Vegetables of the Sea
Seaweed. Icky, slimy, stinky, comes to mind for many. But sea vegetables aren’t so bad. You may not salivate when you hear the word, but don’t knock it until you’ve tried it. Like land-grown vegetables, sea vegetables are low in calories and full of vitamins and minerals. Staples in Korean, Chinese, and Japanese, the $5 billion industry is slowly gaining acceptance in the Western diet.
What are Sea Vegetables?
Seaweeds grow in all oceans around the world. They play an integral role in the ecosystem of ocean coastlines. China stands as the biggest producer of edible seaweeds worldwide. Edible seaweeds are usually classified as green, brown, or red algae. The names of individual sea vegetables are more familiar to those who eat them on a regular basis.
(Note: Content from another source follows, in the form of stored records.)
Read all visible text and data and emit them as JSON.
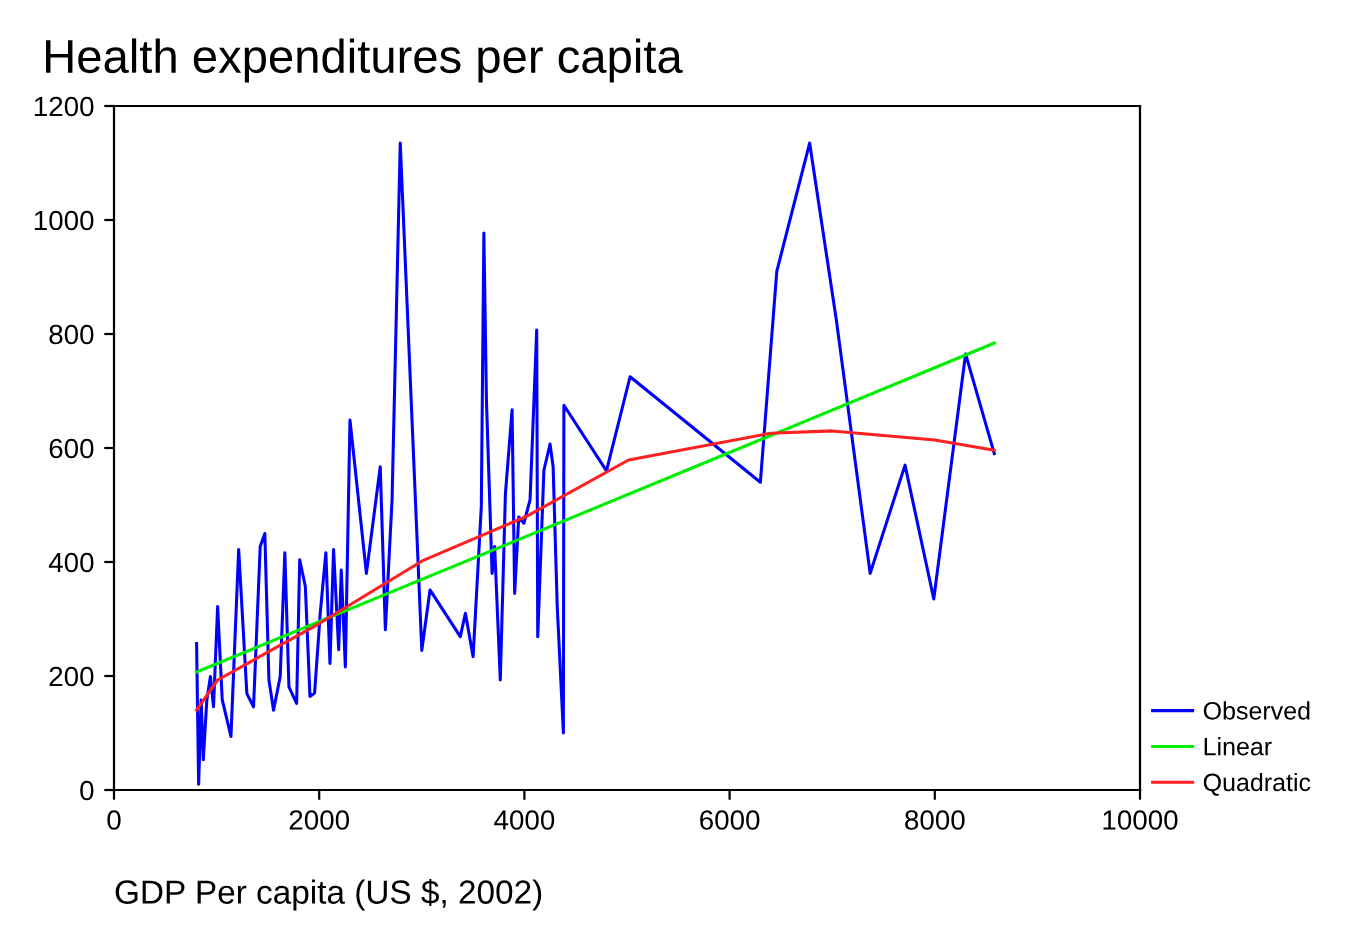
{
  "chart_data": {
    "type": "line",
    "title": "Health expenditures per capita",
    "xlabel": "GDP Per capita (US $, 2002)",
    "xlim": [
      0,
      10000
    ],
    "xticks": [
      0,
      2000,
      4000,
      6000,
      8000,
      10000
    ],
    "ylim": [
      0,
      1200
    ],
    "yticks": [
      0,
      200,
      400,
      600,
      800,
      1000,
      1200
    ],
    "grid": false,
    "legend": "bottom right",
    "marker": "none",
    "line_style": "solid",
    "series": [
      {
        "name": "Observed",
        "color": "#0000ff",
        "x": [
          805,
          825,
          850,
          870,
          905,
          940,
          970,
          1010,
          1055,
          1140,
          1215,
          1295,
          1360,
          1425,
          1470,
          1510,
          1555,
          1620,
          1665,
          1705,
          1780,
          1810,
          1865,
          1910,
          1955,
          2010,
          2065,
          2105,
          2140,
          2190,
          2215,
          2255,
          2300,
          2460,
          2595,
          2645,
          2710,
          2790,
          3000,
          3080,
          3375,
          3425,
          3500,
          3580,
          3605,
          3630,
          3685,
          3710,
          3765,
          3815,
          3880,
          3905,
          3945,
          3995,
          4055,
          4120,
          4130,
          4190,
          4250,
          4280,
          4320,
          4380,
          4385,
          4800,
          5030,
          6300,
          6460,
          6780,
          7040,
          7370,
          7710,
          7990,
          8300,
          8580
        ],
        "values": [
          257,
          10,
          158,
          53,
          158,
          199,
          146,
          322,
          158,
          94,
          422,
          169,
          146,
          427,
          450,
          193,
          140,
          199,
          416,
          181,
          152,
          404,
          357,
          164,
          170,
          310,
          416,
          222,
          422,
          246,
          386,
          216,
          649,
          380,
          567,
          281,
          509,
          1135,
          245,
          351,
          269,
          310,
          234,
          497,
          977,
          684,
          380,
          427,
          193,
          520,
          667,
          345,
          479,
          468,
          509,
          807,
          269,
          561,
          607,
          567,
          322,
          100,
          675,
          560,
          725,
          540,
          910,
          1135,
          825,
          380,
          570,
          335,
          765,
          590
        ]
      },
      {
        "name": "Linear",
        "color": "#00ee00",
        "x": [
          805,
          4020,
          8580
        ],
        "values": [
          207,
          445,
          784
        ]
      },
      {
        "name": "Quadratic",
        "color": "#ff2020",
        "x": [
          805,
          1010,
          2000,
          3015,
          4020,
          5015,
          6400,
          7000,
          8000,
          8580
        ],
        "values": [
          140,
          193,
          292,
          403,
          480,
          579,
          626,
          630,
          614,
          596
        ]
      }
    ]
  }
}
Some to look for are Wakame, Nori, Irish Moss, Kelp, Kombu, Dulse, Hijiki, and Arame.
Eat Your Minerals
Sea vegetables should be enjoyed in small quantities because of their high concentration of iron and iodine as well as their tendency to absorb heavy metals from the water it grows in. While there is variance in the amount of vitamins and minerals that seaweed contain depending on the type and location they are grown, sea vegetables generally have ample amounts of calcium, B-vitamins, magnesium, potassium, and vitamin A. A ½ cup serving will run you anywhere between 15 to 30 calories and you’re looking at a good amount of soluble fiber as well.
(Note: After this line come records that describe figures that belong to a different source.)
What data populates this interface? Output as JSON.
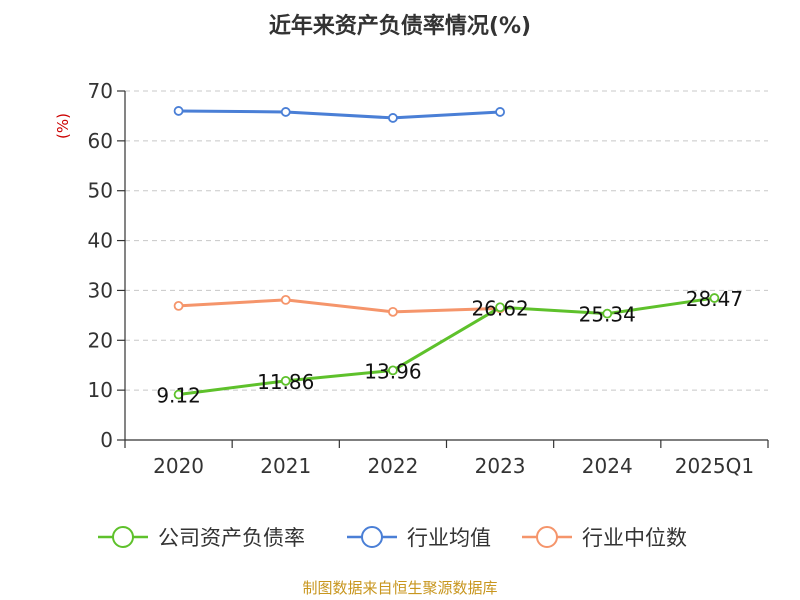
{
  "chart_data": {
    "type": "line",
    "title": "近年来资产负债率情况(%)",
    "ylabel": "(%)",
    "categories": [
      "2020",
      "2021",
      "2022",
      "2023",
      "2024",
      "2025Q1"
    ],
    "ylim": [
      0,
      70
    ],
    "yticks": [
      0,
      10,
      20,
      30,
      40,
      50,
      60,
      70
    ],
    "grid": true,
    "legend_position": "bottom",
    "series": [
      {
        "name": "公司资产负债率",
        "color": "#5ec12b",
        "values": [
          9.12,
          11.86,
          13.96,
          26.62,
          25.34,
          28.47
        ],
        "labels": [
          "9.12",
          "11.86",
          "13.96",
          "26.62",
          "25.34",
          "28.47"
        ]
      },
      {
        "name": "行业均值",
        "color": "#4a7fd6",
        "values": [
          66.0,
          65.8,
          64.6,
          65.8,
          null,
          null
        ]
      },
      {
        "name": "行业中位数",
        "color": "#f5956b",
        "values": [
          26.9,
          28.1,
          25.7,
          26.4,
          null,
          null
        ]
      }
    ],
    "source": "制图数据来自恒生聚源数据库"
  }
}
Sea Vegetables You Already Eat
Many Americans’ association with seaweed is from eating sushi, as it is used as a wrapping, and as an ingredient in miso soup. But what you may not know is sea vegetables are used widely as food additives. You may have seen what are known as hydrocolloids in the ingredient lists of many processed foods. Agar, alginate, and carrageenan are the most common. The foods you may be eating every day that include these food stabilizers include soy milk, ice cream, mayonnaise, processed meats, margarine, diet soda, and low-fat spreads.
What to Look For?
You may have to go to health food stores or Asian markets to find a variety of sea vegetables. Although available fresh as in seaweed salads, they are generally sold dried and then reconstituted in water for at-home cooking. There are also powders and flakes available to add to soups, stews, and salads. The dried varieties have an indefinite shelf life and maintain their nutritious qualities. Well-known brands in America include Eden Foods, Maine Coast Sea Vegetables and Rising Tide Sea Vegetables.
Would you try incorporating sea vegetables into your diet? Why or why not? If you have eaten them, what advice do you have for starting out?